As he weakened, he recorded his reactions to his pain medications.  As his doses of morphine escalated, outlines a distinction between addiction versus normal escalating needs for pain relief, “…when I do take [morphine], it is not from craving, but merely from the knowledge of the relief it gives.  If I should go without it all night I would become restless…from the continuous pain I would have to endure.”  My patients worry all the time about “becoming addicted” to pain medicines – it would serve me well to simply read this passage in reply.

Existential Suffering…and Triumph

One strategy for normalizing end-of-life situations, as difficult as it is to note at times, is to use humor, something Grant does expertly, “The fact I think I am a verb instead of a personal pronoun.  A verb is anything that signifies to be, to do or to suffer.  I signify all three.”

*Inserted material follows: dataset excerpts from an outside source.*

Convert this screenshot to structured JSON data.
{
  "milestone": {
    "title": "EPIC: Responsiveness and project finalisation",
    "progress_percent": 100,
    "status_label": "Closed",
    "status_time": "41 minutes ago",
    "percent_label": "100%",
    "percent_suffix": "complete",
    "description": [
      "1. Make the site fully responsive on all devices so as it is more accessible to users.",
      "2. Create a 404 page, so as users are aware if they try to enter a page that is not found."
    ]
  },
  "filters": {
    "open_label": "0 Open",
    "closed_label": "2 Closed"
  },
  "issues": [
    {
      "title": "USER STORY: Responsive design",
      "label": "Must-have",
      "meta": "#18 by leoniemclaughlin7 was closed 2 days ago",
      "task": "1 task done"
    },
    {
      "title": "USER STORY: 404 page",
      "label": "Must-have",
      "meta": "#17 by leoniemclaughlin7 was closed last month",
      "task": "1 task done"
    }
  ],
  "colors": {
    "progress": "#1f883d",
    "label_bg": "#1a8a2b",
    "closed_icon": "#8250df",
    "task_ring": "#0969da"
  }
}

Yet all was not seen as bleak.

He appreciated all the more the trials and tribulations the country had endured through that horrible war, and he was glad to have seen it through. “It has enabled me to see for myself the happy harmony which has so suddenly sprung up between those engaged but a few short years ago in a deadly conflict.”

And he was appreciative of the sympathy he received from his recently united fellow citizens. “It has been an inestimable blessing to me to hear the kind of expressions towards me in person from all parts of the country; from people of all nationalities, of all religions, and of no religion, of Confederate and National troops alike, of soldiers’ organizations, of mechanical, scientific, religious and all other societies…They have brought joy to my heart, if they have not effected a cure.”  Reflecting on one’s life, even when not as eventful as the general’s, is often cathartic for patients.

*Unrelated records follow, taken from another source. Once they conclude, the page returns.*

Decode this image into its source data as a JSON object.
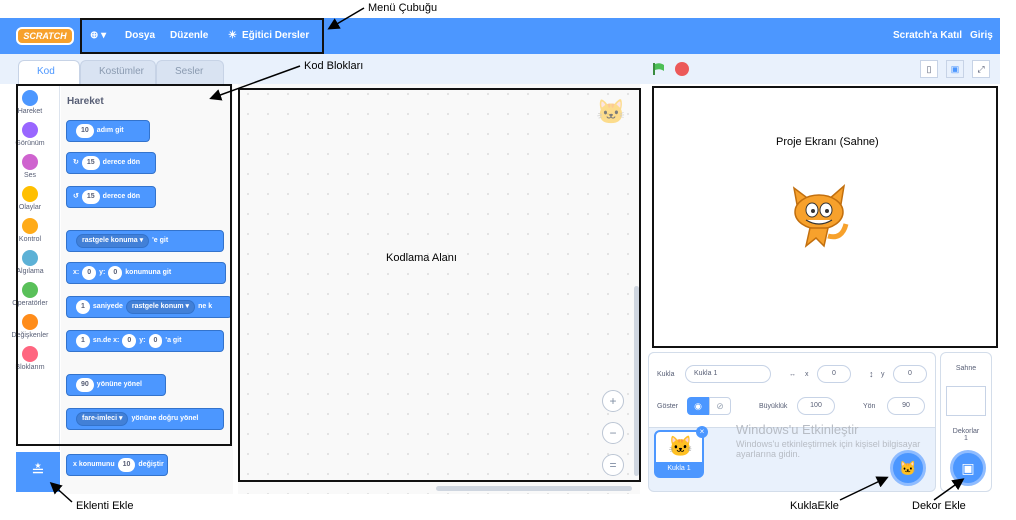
{
  "menu": {
    "logo": "SCRATCH",
    "globe": "⊕ ▾",
    "file": "Dosya",
    "edit": "Düzenle",
    "tutorials": "Eğitici Dersler",
    "join": "Scratch'a Katıl",
    "signin": "Giriş"
  },
  "tabs": {
    "code": "Kod",
    "costumes": "Kostümler",
    "sounds": "Sesler"
  },
  "categories": [
    {
      "label": "Hareket",
      "color": "#4c97ff"
    },
    {
      "label": "Görünüm",
      "color": "#9966ff"
    },
    {
      "label": "Ses",
      "color": "#cf63cf"
    },
    {
      "label": "Olaylar",
      "color": "#ffbf00"
    },
    {
      "label": "Kontrol",
      "color": "#ffab19"
    },
    {
      "label": "Algılama",
      "color": "#5cb1d6"
    },
    {
      "label": "Operatörler",
      "color": "#59c059"
    },
    {
      "label": "Değişkenler",
      "color": "#ff8c1a"
    },
    {
      "label": "Bloklarım",
      "color": "#ff6680"
    }
  ],
  "palette": {
    "title": "Hareket",
    "b1_val": "10",
    "b1_text": "adım git",
    "b2_val": "15",
    "b2_text": "derece dön",
    "b3_val": "15",
    "b3_text": "derece dön",
    "b4_dd": "rastgele konuma ▾",
    "b4_text": "'e git",
    "b5_x": "x:",
    "b5_xv": "0",
    "b5_y": "y:",
    "b5_yv": "0",
    "b5_text": "konumuna git",
    "b6_val": "1",
    "b6_mid": "saniyede",
    "b6_dd": "rastgele konum ▾",
    "b6_end": "ne k",
    "b7_val": "1",
    "b7_mid": "sn.de x:",
    "b7_xv": "0",
    "b7_y": "y:",
    "b7_yv": "0",
    "b7_end": "'a git",
    "b8_val": "90",
    "b8_text": "yönüne yönel",
    "b9_dd": "fare-imleci ▾",
    "b9_text": "yönüne doğru yönel",
    "b10_text": "x konumunu",
    "b10_val": "10",
    "b10_end": "değiştir"
  },
  "sprite_info": {
    "label": "Kukla",
    "name": "Kukla 1",
    "x_label": "x",
    "x_val": "0",
    "y_label": "y",
    "y_val": "0",
    "show_label": "Göster",
    "size_label": "Büyüklük",
    "size_val": "100",
    "dir_label": "Yön",
    "dir_val": "90",
    "thumb_label": "Kukla 1"
  },
  "stage_panel": {
    "title": "Sahne",
    "backdrops_label": "Dekorlar",
    "backdrops_count": "1"
  },
  "watermark": {
    "title": "Windows'u Etkinleştir",
    "line1": "Windows'u etkinleştirmek için kişisel bilgisayar",
    "line2": "ayarlarına gidin."
  },
  "annotations": {
    "menu": "Menü Çubuğu",
    "blocks": "Kod Blokları",
    "code_area": "Kodlama Alanı",
    "stage": "Proje Ekranı (Sahne)",
    "extension": "Eklenti Ekle",
    "add_sprite": "KuklaEkle",
    "add_backdrop": "Dekor Ekle"
  },
  "colors": {
    "accent": "#4c97ff",
    "motion": "#4c97ff",
    "flag": "#4cbf56",
    "stop": "#ec5959"
  }
}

And he had the occasional  “good days” that I urge my patients to embrace, sitting on his porch, “I feel pretty well…I am as bright and well now, for a time at least, as I ever will be.”

Engaging with Loved Ones to the End

Unable to talk, he wrote a loving farewell to he beloved wife, who was wracked with grief.  “With…the knowledge I have of your love and affections and the dutiful affections of all our children, I bid you a final farewell until we meet in another, and I trust better, world.”  Like many, he had spiritual needs to satisfy at the very end.

Having finished his memoir and sent it off to the printers, he signed off. “There is nothing more I should do now.  Therefore, I am not likely to be more ready to go than at this moment.”  He had shrunk down to under 100 pounds; too weak to sit, he retired to bed.

Three days later, his family gathered around him, he died.